由良町門前、臨済宗鷲峰山興国寺(山川宗玄住職)で15日夜、火祭りが行われる。今年も県指定無形文化財の灯ろう焼きを実施。11日に檀家で羽山表具店勤務の岡良次さん(59)と妻裕加里さん(57)が寺を訪ね、大灯ろうを奉納した。
開山以来750年以上続く盂蘭(うら)盆会の精霊送り行事。地元小学生の「たいまつ踊り」、力自慢の若衆による「土俑(どよう)担ぎ」は行わず、今年も午後8時から法要が始まり、同寺東の無常堂に移動。灯ろう焼きのみ行われる。
岡さん夫婦の大灯ろう奉納は18年目。全長約4㍍、ヒノキと和紙で作られ、上部に同寺の紋「笹竜胆(りんどう)」や花、側面に「南無阿弥陀仏」の切り抜き文字や網状の飾りが施されている。

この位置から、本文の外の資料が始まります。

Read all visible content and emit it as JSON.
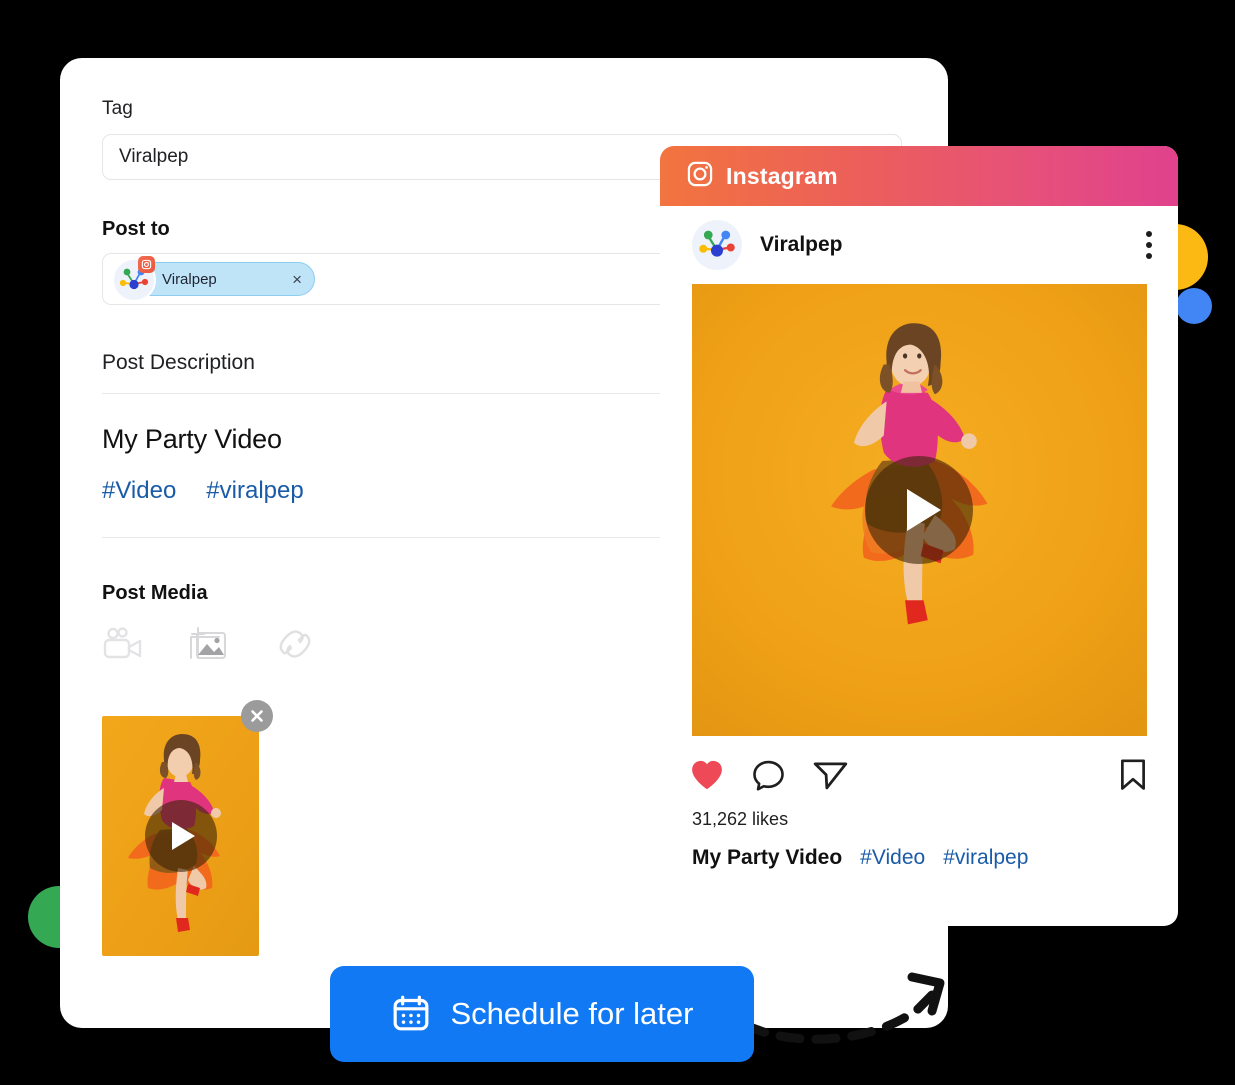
{
  "composer": {
    "tag": {
      "label": "Tag",
      "value": "Viralpep",
      "placeholder": "Viralpep"
    },
    "post_to": {
      "label": "Post to",
      "chip_name": "Viralpep",
      "chip_remove_label": "×",
      "chip_network": "instagram"
    },
    "post_description": {
      "label": "Post Description",
      "title": "My Party Video",
      "hashtags": [
        "#Video",
        "#viralpep"
      ]
    },
    "post_media": {
      "label": "Post Media",
      "icons": [
        "video-camera-icon",
        "add-image-icon",
        "link-icon"
      ],
      "thumbnail_alt": "My Party Video thumbnail",
      "thumbnail_remove_label": "remove"
    }
  },
  "instagram_preview": {
    "header_title": "Instagram",
    "header_icon": "instagram-icon",
    "author_name": "Viralpep",
    "menu_icon": "more-vertical-icon",
    "actions": [
      "heart-icon",
      "comment-icon",
      "share-icon",
      "bookmark-icon"
    ],
    "likes": "31,262 likes",
    "caption_title": "My Party Video",
    "caption_hashtags": [
      "#Video",
      "#viralpep"
    ]
  },
  "schedule_button": {
    "label": "Schedule for later",
    "icon": "calendar-icon"
  },
  "colors": {
    "accent_blue": "#1279f5",
    "hashtag_blue": "#1a5ba8",
    "heart_red": "#ed4956",
    "instagram_gradient_start": "#f2743f",
    "instagram_gradient_end": "#e0418d",
    "deco_yellow": "#fdb913",
    "deco_blue": "#4285f4",
    "deco_green": "#34a853",
    "chip_background": "#bfe4f8",
    "photo_background": "#f0a116"
  }
}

今年も檀家が持ち寄る切り子灯ろうを製作したあと7月下旬から作業開始。この日早朝から法堂(本堂)で仕上げた。奉納後、良次さんは「コロナはまだ終わっていませんが、普段の生活が戻りつつあります。灯ろう焼きを通してご先祖様を供養していただければ幸いです。皆さんの健康や世界平和、一日も早い平常が戻るよう願いたいと思います」と話していた。